- Born: 18 January 1836 Norwich
- Died: 13 October 1877 (aged 41)
- Occupation: Antiquarian

= John L'Estrange =

English antiquarian

John L'Estrange (18 January 1836 – 13 October 1877) was an English antiquarian from Norfolk.

==Biography==
L'Estrange was born at Norwich on 18 January 1836. He became a clerk in the stamp office at Norwich, and, though much tied by his occupation there, found time to make very large collections for the history of the county of Norfolk and the city of Norwich. He died, at the comparatively early age of forty-one, on 13 October 1877, and was buried in the Norwich cemetery. He was a Roman catholic. He married, on 4 June 1858, Mary Maris of Bacton, Norfolk. He left six children, three of whom have since died.

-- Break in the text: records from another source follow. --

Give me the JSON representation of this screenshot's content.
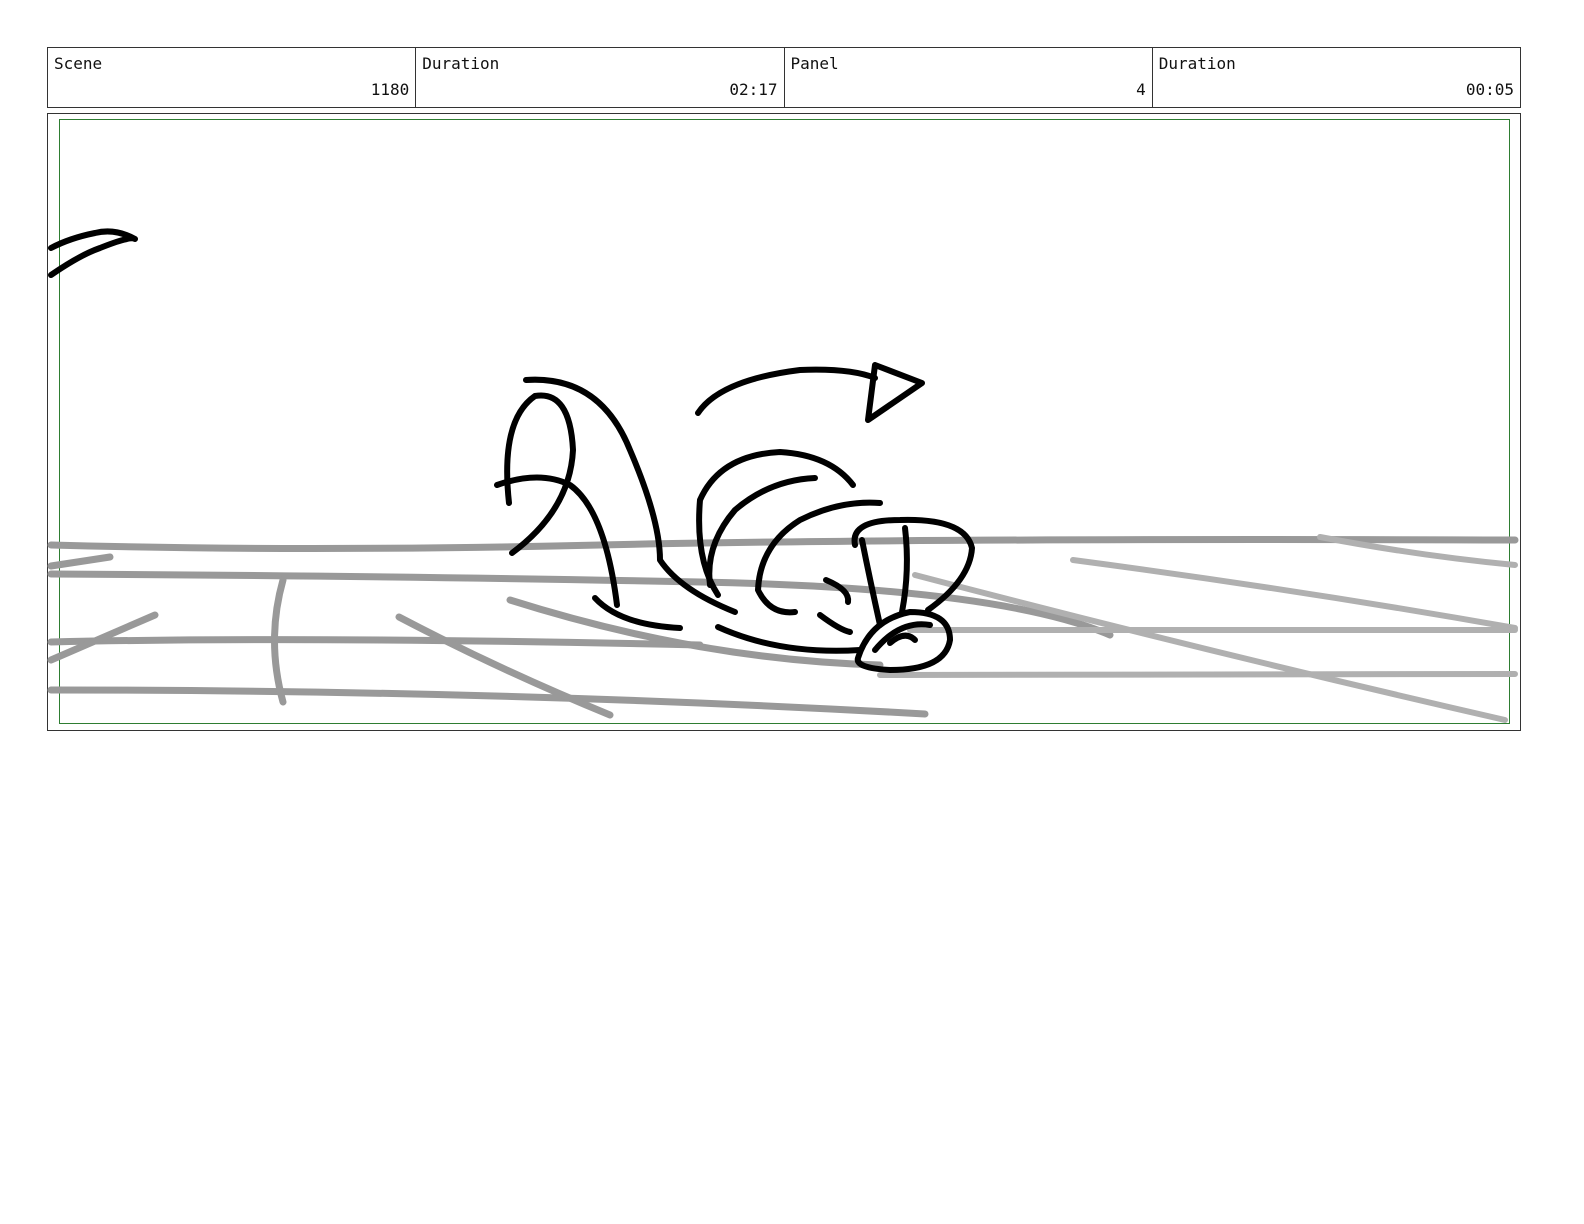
{
  "header": {
    "cells": [
      {
        "label": "Scene",
        "value": "1180"
      },
      {
        "label": "Duration",
        "value": "02:17"
      },
      {
        "label": "Panel",
        "value": "4"
      },
      {
        "label": "Duration",
        "value": "00:05"
      }
    ]
  },
  "colors": {
    "border": "#333333",
    "safe_area": "#2e7d32",
    "sketch_ink": "#000000",
    "sketch_rough": "#999999"
  }
}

Most of L'Estrange's manuscripts passed on his death into the collection of Walter Rye. Among them may be named ‘A List of the Freemen and Apprentices of Norwich from Edward IV to Edward VI,’ containing many thousand names, which has been published since his death, edited by the writer of this notice (1888). He also made voluminous extracts from the court books of the city of Norwich and the book of St. George's guild, and transcribed no less than four of the early churchwardens' books of the city of Norwich. His most useful work, however, is found in his collections from the wills at the Norwich registry, now bound in four volumes fol.: they throw immense light on the history of the fabric of the Norfolk churches and the lives of their incumbents. He was editor of the ‘Eastern Counties Collectanea,’ which he conducted with success for twenty-four numbers (Jan. 1872 to Dec. 1873), but his only published work was one on ‘The Church Bells of Norfolk,’ Norwich, 1874, which for erudition, ability, and research is certainly unequalled by any other book on campanology.